Over nearly nine years, David Berry and his two sons, David Berry Jr. and Kyle Berry, killed the deer, mostly at night, then cut off their heads and antlers — leaving the bodies to rot where they fell.

There was financial motivation in the carnage, but authorities said collecting the deer heads was mostly about ego.

“Taking just the heads is their version of obtaining a ‘trophy’ and leaving the carcass behind is merely an afterthought," Randy Doman, division chief of the Missouri Department of Conservation, told the Springfield News-Leader. "While there are some cases where poachers go after the antlers for profit, with this bunch it was more about the thrill of the kill itself.”

And so when the Berrys and more than a dozen other poachers were ultimately sentenced, Lawrence County Judge Robert George apparently hoped a little Disney magic would show one of them the error of his ways.

According to court records obtained by the News-Leader, David Berry Jr. “is to view the Walt Disney movie ‘Bambi,’ with the first viewing being on or before December 23, 2018, and at least one such viewing each month thereafter, during Defendant’s incarceration in the Lawrence County Jail.”

Berry Jr. will be in jail for a year.

In a scene that has traumatized generations of children, Bambi’s mother directs him to a patch of new spring grass before a sound startles her.

“Bambi, quick. The thicket,” she urges as the two try to sprint to safety amid the sounds of gunshots. “Faster! Faster, Bambi! Don’t look back! Keep running!
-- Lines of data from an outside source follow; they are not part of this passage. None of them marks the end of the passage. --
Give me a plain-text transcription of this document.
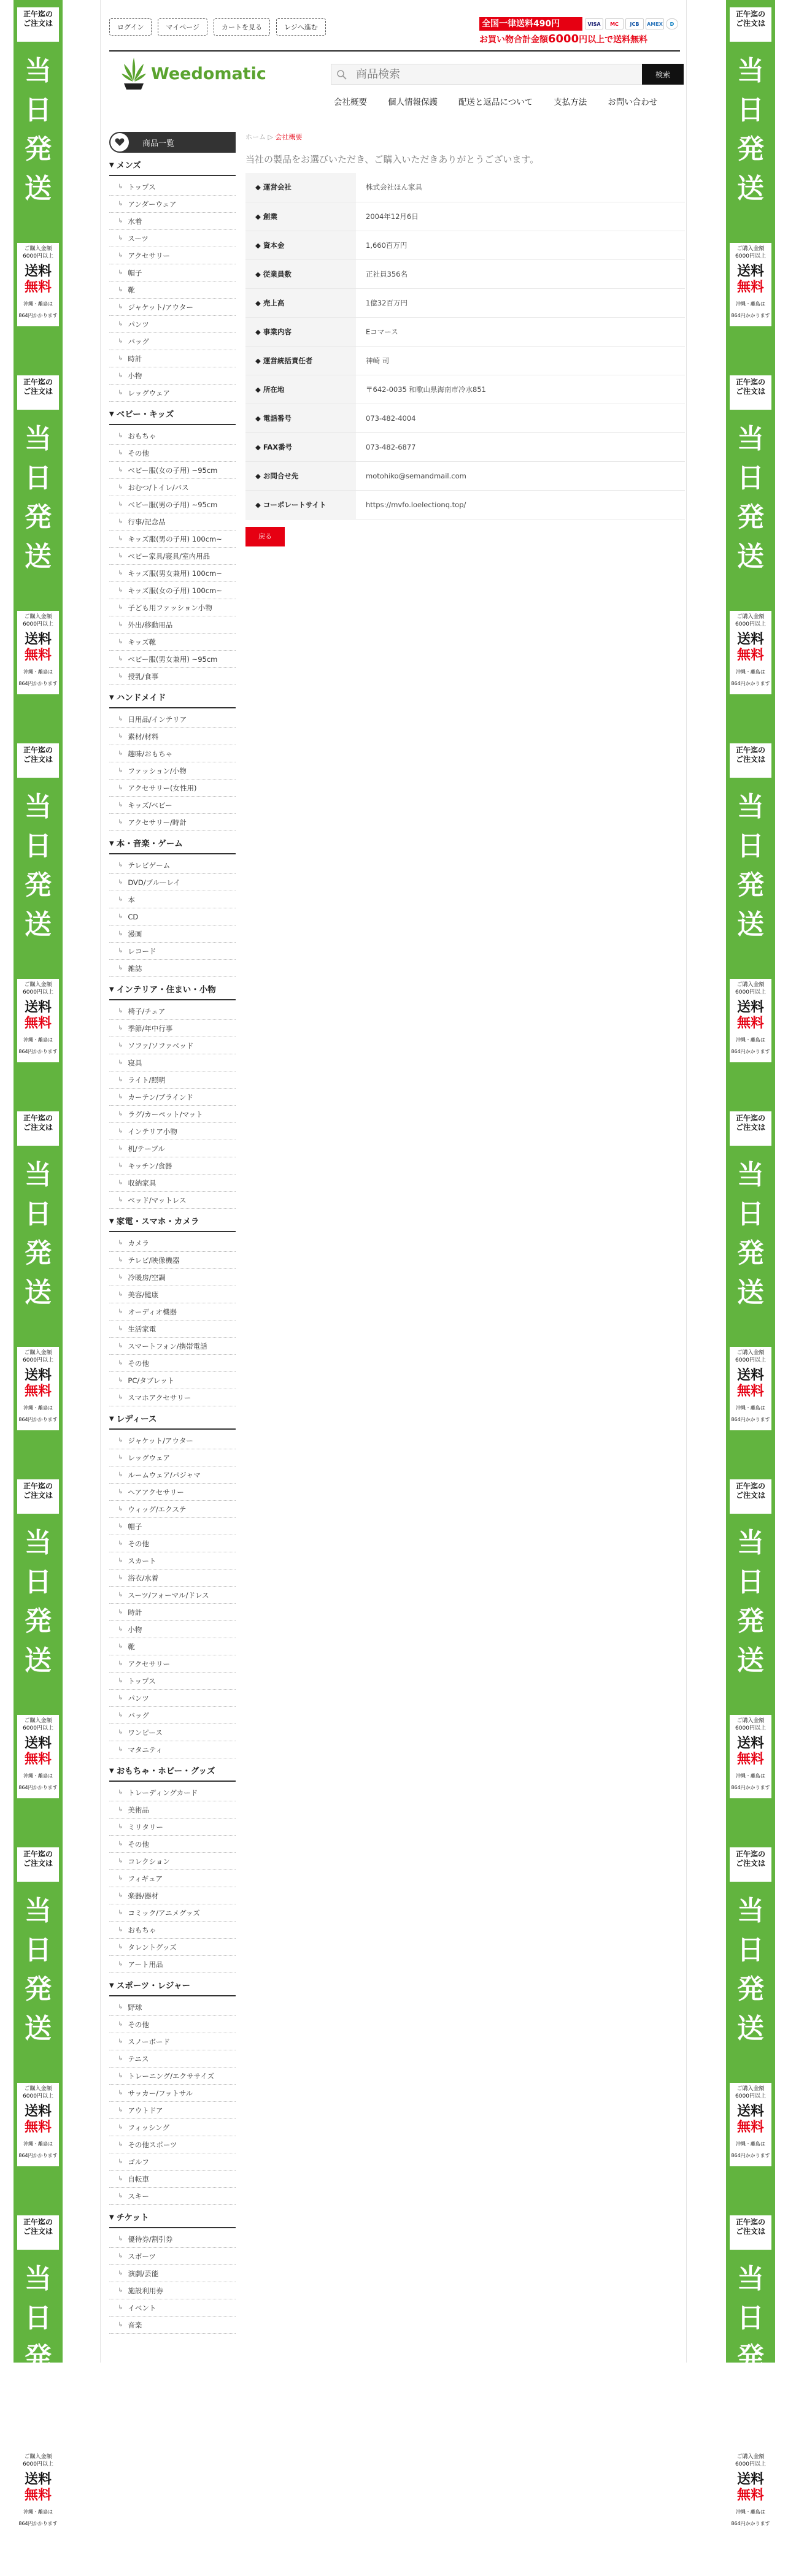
正午迄の
ご注文は
当
日
発
送
ご購入金額
6000円以上
送料
無料
沖縄・離島は
864円かかります
正午迄の
ご注文は
当
日
発
送
ご購入金額
6000円以上
送料
無料
沖縄・離島は
864円かかります
正午迄の
ご注文は
当
日
発
送
ご購入金額
6000円以上
送料
無料
沖縄・離島は
864円かかります
正午迄の
ご注文は
当
日
発
送
ご購入金額
6000円以上
送料
無料
沖縄・離島は
864円かかります
正午迄の
ご注文は
当
日
発
送
ご購入金額
6000円以上
送料
無料
沖縄・離島は
864円かかります
正午迄の
ご注文は
当
日
発
送
ご購入金額
6000円以上
送料
無料
沖縄・離島は
864円かかります
正午迄の
ご注文は
当
日
発
送
ご購入金額
6000円以上
送料
無料
沖縄・離島は
864円かかります
正午迄の
ご注文は
当
日
発
送
ご購入金額
6000円以上
送料
無料
沖縄・離島は
864円かかります
正午迄の
ご注文は
当
日
発
送
ご購入金額
6000円以上
送料
無料
沖縄・離島は
864円かかります
正午迄の
ご注文は
当
日
発
送
ご購入金額
6000円以上
送料
無料
沖縄・離島は
864円かかります
正午迄の
ご注文は
当
日
発
送
ご購入金額
6000円以上
送料
無料
沖縄・離島は
864円かかります
正午迄の
ご注文は
当
日
発
送
ご購入金額
6000円以上
送料
無料
沖縄・離島は
864円かかります
正午迄の
ご注文は
当
日
発
送
ご購入金額
6000円以上
送料
無料
沖縄・離島は
864円かかります
正午迄の
ご注文は
当
日
発
送
ご購入金額
6000円以上
送料
無料
沖縄・離島は
864円かかります
ログイン	マイページ	カートを見る	レジへ進む	全国一律送料490円	VISA	MC	JCB	AMEX	D
お買い物合計金額6000円以上で送料無料
Weedomatic
商品検索	検索
会社概要	個人情報保護	配送と返品について	支払方法	お問い合わせ
商品一覧
▼ メンズ
↳ トップス
↳ アンダーウェア
↳ 水着
↳ スーツ
↳ アクセサリー
↳ 帽子
↳ 靴
↳ ジャケット/アウター
↳ パンツ
↳ バッグ
↳ 時計
↳ 小物
↳ レッグウェア
▼ ベビー・キッズ
↳ おもちゃ
↳ その他
↳ ベビー服(女の子用) ~95cm
↳ おむつ/トイレ/バス
↳ ベビー服(男の子用) ~95cm
↳ 行事/記念品
↳ キッズ服(男の子用) 100cm~
↳ ベビー家具/寝具/室内用品
↳ キッズ服(男女兼用) 100cm~
↳ キッズ服(女の子用) 100cm~
↳ 子ども用ファッション小物
↳ 外出/移動用品
↳ キッズ靴
↳ ベビー服(男女兼用) ~95cm
↳ 授乳/食事
▼ ハンドメイド
↳ 日用品/インテリア
↳ 素材/材料
↳ 趣味/おもちゃ
↳ ファッション/小物
↳ アクセサリー(女性用)
↳ キッズ/ベビー
↳ アクセサリー/時計
▼ 本・音楽・ゲーム
↳ テレビゲーム
↳ DVD/ブルーレイ
↳ 本
↳ CD
↳ 漫画
↳ レコード
↳ 雑誌
▼ インテリア・住まい・小物
↳ 椅子/チェア
↳ 季節/年中行事
↳ ソファ/ソファベッド
↳ 寝具
↳ ライト/照明
↳ カーテン/ブラインド
↳ ラグ/カーペット/マット
↳ インテリア小物
↳ 机/テーブル
↳ キッチン/食器
↳ 収納家具
↳ ベッド/マットレス
▼ 家電・スマホ・カメラ
↳ カメラ
↳ テレビ/映像機器
↳ 冷暖房/空調
↳ 美容/健康
↳ オーディオ機器
↳ 生活家電
↳ スマートフォン/携帯電話
↳ その他
↳ PC/タブレット
↳ スマホアクセサリー
▼ レディース
↳ ジャケット/アウター
↳ レッグウェア
↳ ルームウェア/パジャマ
↳ ヘアアクセサリー
↳ ウィッグ/エクステ
↳ 帽子
↳ その他
↳ スカート
↳ 浴衣/水着
↳ スーツ/フォーマル/ドレス
↳ 時計
↳ 小物
↳ 靴
↳ アクセサリー
↳ トップス
↳ パンツ
↳ バッグ
↳ ワンピース
↳ マタニティ
▼ おもちゃ・ホビー・グッズ
↳ トレーディングカード
↳ 美術品
↳ ミリタリー
↳ その他
↳ コレクション
↳ フィギュア
↳ 楽器/器材
↳ コミック/アニメグッズ
↳ おもちゃ
↳ タレントグッズ
↳ アート用品
▼ スポーツ・レジャー
↳ 野球
↳ その他
↳ スノーボード
↳ テニス
↳ トレーニング/エクササイズ
↳ サッカー/フットサル
↳ アウトドア
↳ フィッシング
↳ その他スポーツ
↳ ゴルフ
↳ 自転車
↳ スキー
▼ チケット
↳ 優待券/割引券
↳ スポーツ
↳ 演劇/芸能
↳ 施設利用券
↳ イベント
↳ 音楽
ホーム ▷ 会社概要
当社の製品をお選びいただき、ご購入いただきありがとうございます。
◆ 運営会社	株式会社ほん家具
◆ 創業	2004年12月6日
◆ 資本金	1,660百万円
◆ 従業員数	正社員356名
◆ 売上高	1億32百万円
◆ 事業内容	Eコマース
◆ 運営統括責任者	神崎 司
◆ 所在地	〒642-0035 和歌山県海南市冷水851
◆ 電話番号	073-482-4004
◆ FAX番号	073-482-6877
◆ お問合せ先	motohiko@semandmail.com
◆ コーポレートサイト	https://mvfo.loelectionq.top/
戻る
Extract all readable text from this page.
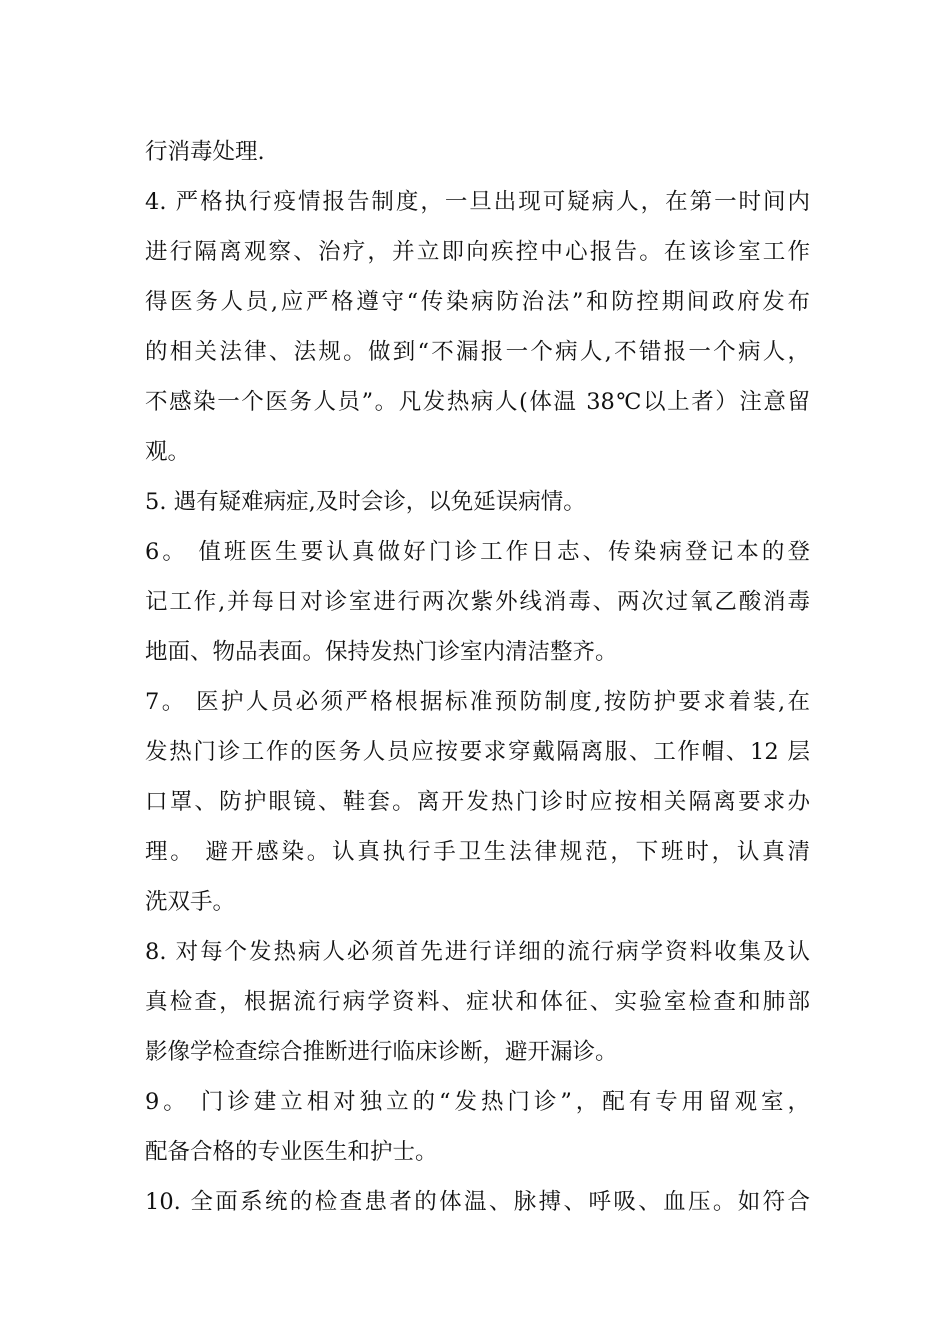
行消毒处理.
4. 严格执行疫情报告制度，一旦出现可疑病人，在第一时间内
进行隔离观察、治疗，并立即向疾控中心报告。在该诊室工作
得医务人员,应严格遵守“传染病防治法”和防控期间政府发布
的相关法律、法规。做到“不漏报一个病人,不错报一个病人，
不感染一个医务人员”。凡发热病人(体温 38℃以上者）注意留
观。
5. 遇有疑难病症,及时会诊，以免延误病情。
6。 值班医生要认真做好门诊工作日志、传染病登记本的登
记工作,并每日对诊室进行两次紫外线消毒、两次过氧乙酸消毒
地面、物品表面。保持发热门诊室内清洁整齐。
7。 医护人员必须严格根据标准预防制度,按防护要求着装,在
发热门诊工作的医务人员应按要求穿戴隔离服、工作帽、12 层
口罩、防护眼镜、鞋套。离开发热门诊时应按相关隔离要求办
理。 避开感染。认真执行手卫生法律规范，下班时，认真清
洗双手。
8. 对每个发热病人必须首先进行详细的流行病学资料收集及认
真检查，根据流行病学资料、症状和体征、实验室检查和肺部
影像学检查综合推断进行临床诊断，避开漏诊。
9。 门诊建立相对独立的“发热门诊”，配有专用留观室，
配备合格的专业医生和护士。
10. 全面系统的检查患者的体温、脉搏、呼吸、血压。如符合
Keep running!"

As David Berry Jr. will undoubtedly learn, those are the last words Bambi’s anthropomorphic mother utters.


David Berry Jr. was ordered to watch the Walt Disney movie "Bambi" at least once each month during his one-year jail sentence in what conservation agents are calling one of the largest deer poaching cases in Missouri history. (Lawerence County Sheriff/AP)

Although there are restrictions, judges generally have leeway to impose conditions on a sentence, like anger management classes or drug treatment — and sometimes they get creative.

For example, in 2008, a Cleveland Housing Court judge ordered a landlord convicted of multiple violations to serve house arrest in one of his own dilapidated units. Two people who vandalized a nativity scene in an Ohio town were ordered to walk through the streets of Fairport Harbor with a donkey and a sign reading “Sorry for the jackass offense.”

It is unclear why Berry Jr. was singled out to watch the 76-year-old Disney movie ad nauseam. In total, the other co-conspirators faced a litany of charges and paid nearly $200,000 in bonds and fines and served 33 days in jail, according to the Department of Conservation.

All the Berrys had their hunting, fishing and trapping privileges revoked for life.

Berry Jr.'s family members have also been accused of catching fish by hand, an often illegal process that can be dangerous to both fishermen and fish populations.

If a judge decides to get creative with those sentences, there are many, many options from which to choose.